Understanding the Aggregation Results

File(s) summary : Each subdirectory corresponds to a different workflow. Each file in a directory corresponds to a task associated with that workflow. Those files are identified by a the task id and a snippet of the instructions given to the users. For follow up questions (those questions associated with a specific marking), we also include the tool id and follow up question id.

For classification tasks (including those which are follow up questions), which only allow one choice, we have one file. This file has the following columns: subject_id cluster_index (if a follow up question) p(...) - percent of users who chose each possible results num_users - number of users who did this task for the given subject id

For classification tasks which also multiple choices, we have two files. The columns ar: subject_id cluster_index (if a follow up question) p(...) - percent of users who chose each possible results (does not have to add to one) num_users - number of users who did this task for the given subject id

The second of which is denoted by “_summary” and has the columns: subject_id cluster_index mean_agreement,median_agreement - average p() over all labels num_users

For marking files, other than polygons we have two files. The first has the columns: subject_id cluster_index most_likely_tool - markings are clustered based on shape not on tool. So what tool most likely actually corresponds to this cluster cluster center

for points we have x,y for lines we have x1,y1,x2,y2 for rectangles we have x1,y1,x2,y2 for ellipses we have x1,y1,r1,r2,theta p(most_likely_tool) what percentage of users agreed on the most likely tool p(true_positive) what percentage of users has markings in this cluster num_users - number of users to have seen this subject

The second file is denoted by “_summary” and has the following clusters: subject_id median(...) - the median number of each type of markings made by each user who has seen this subject mean_probability,median_probability - average agreement on likely a cluster is to exist (actually represent something) mean_tool,median_tool - average agreement on what sort of ‘thing’ each cluster is

For polygons we also have two files have: subject_id cluster_index most_likely_tool (x,y)...(x_n,y_n) a list (in double quotation marks) giving all the points in the polygon

The second file is denoted by “_summary” has the columns: subject_id area(...) the area (as a percentage of the whole image) taken up by all polygons of that type.

This directory contains the aggregation results that you requested for your Zooniverse project. The file contains important information to help you understand what is in this directory. If you have any questions, please go the Aggregation talk board on the Zooniverse site.

Aggregation is the process of combining classifications/markings from multiple users for a single subject into one answer. A subject is a single image or group of images that the user views at a time. Users will often disagree with each other - this is why every subject needs to be shown to multiple users. However, an aggregate answer based on multiple users is usually highly accurate.

Our aggregation engine is designed to work with all Panoptes projects. This means that the analysis is not necessarily optimized for your project. Many of the algorithms use values, listed below, which seem to work well in practice. However, you may want to experiment and try to find better settings. You may even want to create your own algorithms.
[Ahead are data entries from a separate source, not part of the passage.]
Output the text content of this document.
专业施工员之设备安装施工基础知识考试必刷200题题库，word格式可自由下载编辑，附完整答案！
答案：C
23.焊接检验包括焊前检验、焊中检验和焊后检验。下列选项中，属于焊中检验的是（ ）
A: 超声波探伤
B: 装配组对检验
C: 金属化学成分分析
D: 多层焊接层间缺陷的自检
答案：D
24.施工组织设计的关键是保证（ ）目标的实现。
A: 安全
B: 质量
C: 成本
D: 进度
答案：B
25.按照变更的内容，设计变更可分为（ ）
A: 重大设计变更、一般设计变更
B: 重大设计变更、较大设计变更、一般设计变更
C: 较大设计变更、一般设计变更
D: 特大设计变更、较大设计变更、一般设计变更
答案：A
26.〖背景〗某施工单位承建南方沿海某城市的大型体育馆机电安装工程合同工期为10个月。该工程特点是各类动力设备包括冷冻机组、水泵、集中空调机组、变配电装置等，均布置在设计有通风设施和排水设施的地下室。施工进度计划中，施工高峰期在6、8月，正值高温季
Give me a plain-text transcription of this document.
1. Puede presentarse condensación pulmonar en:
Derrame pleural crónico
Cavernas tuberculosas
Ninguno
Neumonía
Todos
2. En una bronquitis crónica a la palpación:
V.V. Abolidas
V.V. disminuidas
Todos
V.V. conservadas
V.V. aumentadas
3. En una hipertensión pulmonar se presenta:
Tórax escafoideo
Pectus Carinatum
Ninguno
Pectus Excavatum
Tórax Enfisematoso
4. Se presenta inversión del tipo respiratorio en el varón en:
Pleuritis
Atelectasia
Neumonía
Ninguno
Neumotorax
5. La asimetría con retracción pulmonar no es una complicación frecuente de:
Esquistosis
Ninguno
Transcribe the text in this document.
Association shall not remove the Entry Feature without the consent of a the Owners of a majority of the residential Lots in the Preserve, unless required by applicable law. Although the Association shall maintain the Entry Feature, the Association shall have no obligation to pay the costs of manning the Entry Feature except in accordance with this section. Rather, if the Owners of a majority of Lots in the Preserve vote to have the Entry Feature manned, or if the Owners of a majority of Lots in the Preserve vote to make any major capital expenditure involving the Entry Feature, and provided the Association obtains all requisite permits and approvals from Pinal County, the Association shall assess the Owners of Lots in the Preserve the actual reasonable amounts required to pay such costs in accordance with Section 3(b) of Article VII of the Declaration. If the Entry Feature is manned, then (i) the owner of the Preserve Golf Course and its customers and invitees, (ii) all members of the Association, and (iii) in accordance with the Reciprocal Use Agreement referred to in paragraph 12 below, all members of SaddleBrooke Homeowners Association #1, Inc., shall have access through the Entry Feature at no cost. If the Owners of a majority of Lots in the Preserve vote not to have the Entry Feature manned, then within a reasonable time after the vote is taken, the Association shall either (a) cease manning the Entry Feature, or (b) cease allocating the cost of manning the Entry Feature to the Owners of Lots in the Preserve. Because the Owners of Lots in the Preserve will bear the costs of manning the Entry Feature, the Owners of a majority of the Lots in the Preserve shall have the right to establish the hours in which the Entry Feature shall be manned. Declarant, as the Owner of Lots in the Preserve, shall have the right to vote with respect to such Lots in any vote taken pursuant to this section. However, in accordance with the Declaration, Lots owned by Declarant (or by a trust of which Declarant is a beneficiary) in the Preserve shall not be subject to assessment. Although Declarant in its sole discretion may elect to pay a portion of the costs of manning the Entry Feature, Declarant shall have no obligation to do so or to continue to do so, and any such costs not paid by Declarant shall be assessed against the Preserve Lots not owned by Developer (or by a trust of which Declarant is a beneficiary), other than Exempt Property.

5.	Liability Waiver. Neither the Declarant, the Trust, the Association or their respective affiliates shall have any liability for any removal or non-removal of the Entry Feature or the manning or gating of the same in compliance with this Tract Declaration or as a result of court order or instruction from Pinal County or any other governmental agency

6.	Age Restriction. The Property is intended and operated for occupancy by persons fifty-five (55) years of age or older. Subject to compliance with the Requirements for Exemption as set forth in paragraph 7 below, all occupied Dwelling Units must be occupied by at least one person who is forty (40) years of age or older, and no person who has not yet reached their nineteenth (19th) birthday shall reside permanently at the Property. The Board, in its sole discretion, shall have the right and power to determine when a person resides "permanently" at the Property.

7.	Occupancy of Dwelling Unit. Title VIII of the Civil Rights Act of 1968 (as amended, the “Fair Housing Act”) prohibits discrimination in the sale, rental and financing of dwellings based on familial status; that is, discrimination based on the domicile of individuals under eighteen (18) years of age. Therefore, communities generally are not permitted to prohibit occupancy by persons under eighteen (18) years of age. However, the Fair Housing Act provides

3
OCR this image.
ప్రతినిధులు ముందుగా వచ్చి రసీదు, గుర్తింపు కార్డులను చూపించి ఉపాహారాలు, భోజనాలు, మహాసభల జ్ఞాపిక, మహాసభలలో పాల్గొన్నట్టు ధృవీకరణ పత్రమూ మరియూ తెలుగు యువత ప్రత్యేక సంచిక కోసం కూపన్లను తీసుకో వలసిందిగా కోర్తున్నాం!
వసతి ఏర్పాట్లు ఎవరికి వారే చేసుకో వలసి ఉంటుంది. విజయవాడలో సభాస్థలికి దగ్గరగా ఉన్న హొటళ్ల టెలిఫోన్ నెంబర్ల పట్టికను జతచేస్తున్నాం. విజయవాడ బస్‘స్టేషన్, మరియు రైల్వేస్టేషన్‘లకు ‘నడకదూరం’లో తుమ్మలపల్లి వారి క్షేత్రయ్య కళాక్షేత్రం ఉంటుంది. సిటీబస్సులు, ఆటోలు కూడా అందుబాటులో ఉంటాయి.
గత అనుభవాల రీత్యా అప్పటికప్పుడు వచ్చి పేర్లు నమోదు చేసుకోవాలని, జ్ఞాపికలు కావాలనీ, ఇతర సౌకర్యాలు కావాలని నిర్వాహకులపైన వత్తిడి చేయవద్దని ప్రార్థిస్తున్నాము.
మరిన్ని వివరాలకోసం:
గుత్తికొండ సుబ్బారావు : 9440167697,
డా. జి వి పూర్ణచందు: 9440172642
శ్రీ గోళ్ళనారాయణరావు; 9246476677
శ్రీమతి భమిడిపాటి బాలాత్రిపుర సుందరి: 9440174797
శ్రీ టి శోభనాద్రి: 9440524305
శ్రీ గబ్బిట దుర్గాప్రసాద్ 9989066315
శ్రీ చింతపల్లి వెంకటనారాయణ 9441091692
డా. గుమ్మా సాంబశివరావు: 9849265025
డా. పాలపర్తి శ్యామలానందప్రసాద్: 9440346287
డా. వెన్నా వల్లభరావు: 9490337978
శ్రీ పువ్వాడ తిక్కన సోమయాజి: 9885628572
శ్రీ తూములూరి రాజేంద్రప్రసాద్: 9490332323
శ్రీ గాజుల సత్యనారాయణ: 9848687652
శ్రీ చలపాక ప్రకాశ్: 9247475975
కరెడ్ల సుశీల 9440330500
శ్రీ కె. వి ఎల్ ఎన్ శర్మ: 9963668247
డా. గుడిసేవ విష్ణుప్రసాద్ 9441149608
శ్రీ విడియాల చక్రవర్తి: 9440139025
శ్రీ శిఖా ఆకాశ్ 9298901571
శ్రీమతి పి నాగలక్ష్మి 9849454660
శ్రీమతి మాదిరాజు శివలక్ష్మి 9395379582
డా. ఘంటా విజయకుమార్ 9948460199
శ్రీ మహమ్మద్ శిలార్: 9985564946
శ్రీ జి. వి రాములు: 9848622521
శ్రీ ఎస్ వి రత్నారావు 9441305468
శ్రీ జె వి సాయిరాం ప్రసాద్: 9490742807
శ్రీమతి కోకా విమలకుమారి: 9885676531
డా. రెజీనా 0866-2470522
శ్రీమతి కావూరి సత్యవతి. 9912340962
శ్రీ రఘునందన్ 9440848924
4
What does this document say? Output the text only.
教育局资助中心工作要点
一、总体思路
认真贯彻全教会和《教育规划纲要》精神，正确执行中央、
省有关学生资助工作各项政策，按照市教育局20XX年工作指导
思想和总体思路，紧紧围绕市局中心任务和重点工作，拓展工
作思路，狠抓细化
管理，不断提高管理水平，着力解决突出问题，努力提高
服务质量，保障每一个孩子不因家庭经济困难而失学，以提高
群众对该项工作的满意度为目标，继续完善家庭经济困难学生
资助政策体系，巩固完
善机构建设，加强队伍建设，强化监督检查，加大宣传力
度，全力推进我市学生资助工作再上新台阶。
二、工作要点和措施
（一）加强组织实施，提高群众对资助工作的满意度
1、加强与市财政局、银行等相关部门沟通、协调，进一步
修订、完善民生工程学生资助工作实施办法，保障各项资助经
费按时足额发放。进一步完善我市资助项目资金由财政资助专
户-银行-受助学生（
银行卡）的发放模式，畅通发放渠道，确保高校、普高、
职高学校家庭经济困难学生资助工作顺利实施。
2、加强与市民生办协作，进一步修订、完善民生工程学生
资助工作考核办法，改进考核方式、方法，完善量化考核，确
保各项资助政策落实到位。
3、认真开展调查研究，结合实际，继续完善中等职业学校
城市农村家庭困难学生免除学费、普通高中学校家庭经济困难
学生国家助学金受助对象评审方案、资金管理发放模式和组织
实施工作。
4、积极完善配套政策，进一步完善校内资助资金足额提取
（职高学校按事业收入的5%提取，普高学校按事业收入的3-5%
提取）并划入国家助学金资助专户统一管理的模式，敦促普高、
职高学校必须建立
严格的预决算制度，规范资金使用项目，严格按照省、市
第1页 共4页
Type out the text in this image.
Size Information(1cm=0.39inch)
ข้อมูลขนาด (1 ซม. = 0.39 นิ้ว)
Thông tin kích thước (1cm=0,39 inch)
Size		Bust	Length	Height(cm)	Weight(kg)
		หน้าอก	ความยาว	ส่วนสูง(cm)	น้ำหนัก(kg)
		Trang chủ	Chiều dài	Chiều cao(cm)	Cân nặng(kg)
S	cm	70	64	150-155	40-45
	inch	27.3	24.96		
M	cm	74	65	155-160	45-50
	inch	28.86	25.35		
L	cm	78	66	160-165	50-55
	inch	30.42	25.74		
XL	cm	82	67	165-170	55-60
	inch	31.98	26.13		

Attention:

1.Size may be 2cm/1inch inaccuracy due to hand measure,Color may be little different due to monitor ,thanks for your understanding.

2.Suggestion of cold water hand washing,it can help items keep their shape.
In either case, feel free to fork the the zooniverse/aggregation repo. If you create code that you feel would benefit others, feel free to make a pull request.

The flexibility of Panoptes means that we don’t know exactly how you want to use your data. So we may provide several different files, each with a different type of analysis or summary in them. Not all of the files may be relevant to your project. Use the rest of this readme file to help understand what specific files and values you want.

If you do use any of the aggregation results, please cite Zooniverse. (We are working on publishing the papers and will update this readme accordingly.) This code is still very much being developed. There are a few things that still need to be done and these are highlighted in the documentation.